I beni pubblici europei
Sempre in ambito CIAE è stata altresì evidenziata l'importanza di attribuire congrui finanziamenti per alcuni specifici settori, quali grandi progetti infrastrutturali, sviluppo sostenibile, cultura, sociale, mobilità in senso ampio (ad es. Erasmus Plus), nonché per i temi afferenti alla gestione delle frontiere esterne, immigrazione e sicurezza, difesa.
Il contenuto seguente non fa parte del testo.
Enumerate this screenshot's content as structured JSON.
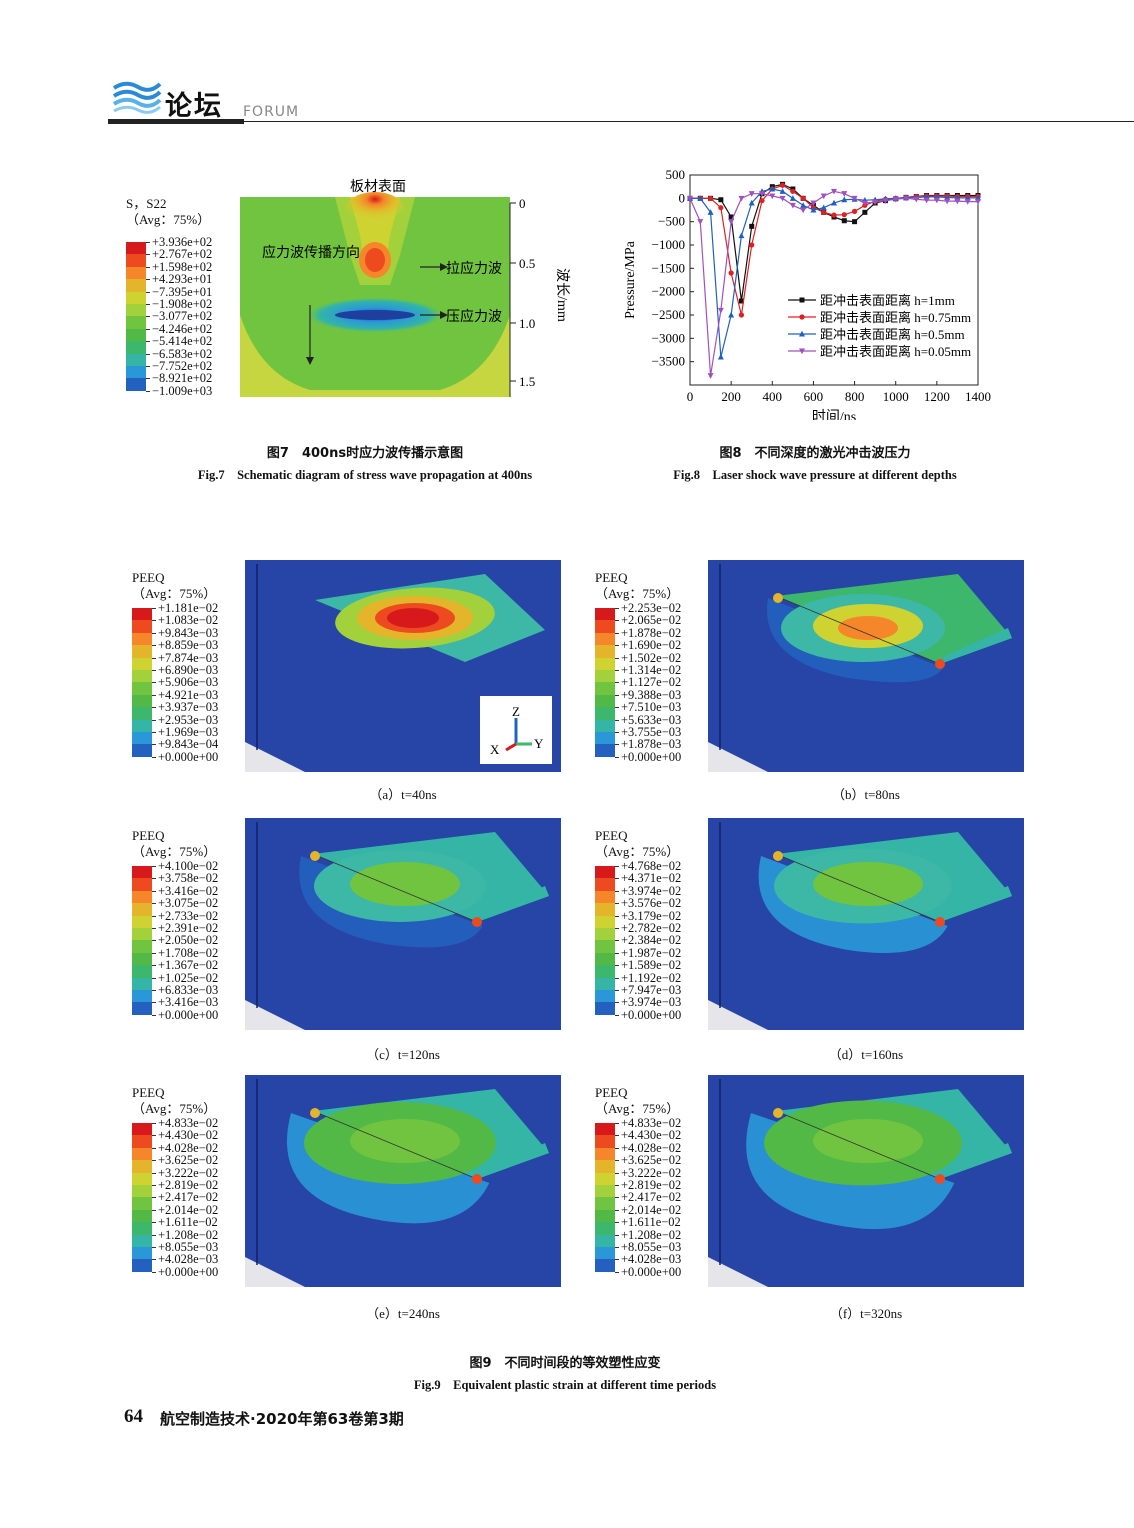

Ad essi, quindi, configurabili come beni pubblici europei (European common goods), ossia settori in cui l’iniziativa dell’Unione Europea può rivelarsi più efficace rispetto alle azioni dei singoli Stati membri, andrebbero rapportate le priorità politiche dell’Unione Europea che il Bilancio europeo dovrebbe perseguire.
Sul concetto dei beni pubblici europei l’Italia aveva già incardinato la posizione nazionale relativa al Quadro finanziario Pluriennale (QFP), che era stata anticipata con un non paper predisposto in aprile 2017 dal titolo “Il Quadro Finanziario Pluriennale: uno strumento strategico al servizio degli obiettivi dell’unione europea”.
In occasione del Consiglio europeo e del Vertice dei Capi di Stato e di Governo del 16 dicembre 2017 prima, poi con l’adozione della Dichiarazione di Roma 10 gennaio 2018 “Bringing the EU forward in 2018”, l’Italia ha provveduto a rafforzare la posizione espressa a livello politico - stavolta insieme all’unione dei Paesi del Sud d’Europa - di “assumere un nuovo approccio sui beni pubblici europei, che dovrebbero essere assicurati nell’ambito del budget europeo nel Quadro Finanziario Pluriennale”.
Il Tavolo di coordinamento
Il Tavolo di coordinamento tecnico ha convenuto sull'opportunità di redigere un aggiornamento (Addendum) del non paper dell'aprile 2017, da consolidare sulla base del nuovo approccio.
Nei lavori del Tavolo di inizio 2018 si è pervenuti ad una versione consolidata dell’Addendum to the Italian position document “Multiannual Financial Framework: a strategic tool for meeting the goals of the European union”.
Nell’Addendum sono stati recepiti i contributi apportati al Tavolo di coordinamento - per le materie di propria competenza -, tra cui anche quelli della Conferenza delle Regioni. Il testo finale dell’Addendum è stato poi trasmesso dal Presidente del Consiglio ai vertici delle competenti sedi politiche europee; inoltre è stato distribuito dal ministero Affari Esteri e della Cooperazione Internazionale (MAECI) attraverso la rete diplomatica.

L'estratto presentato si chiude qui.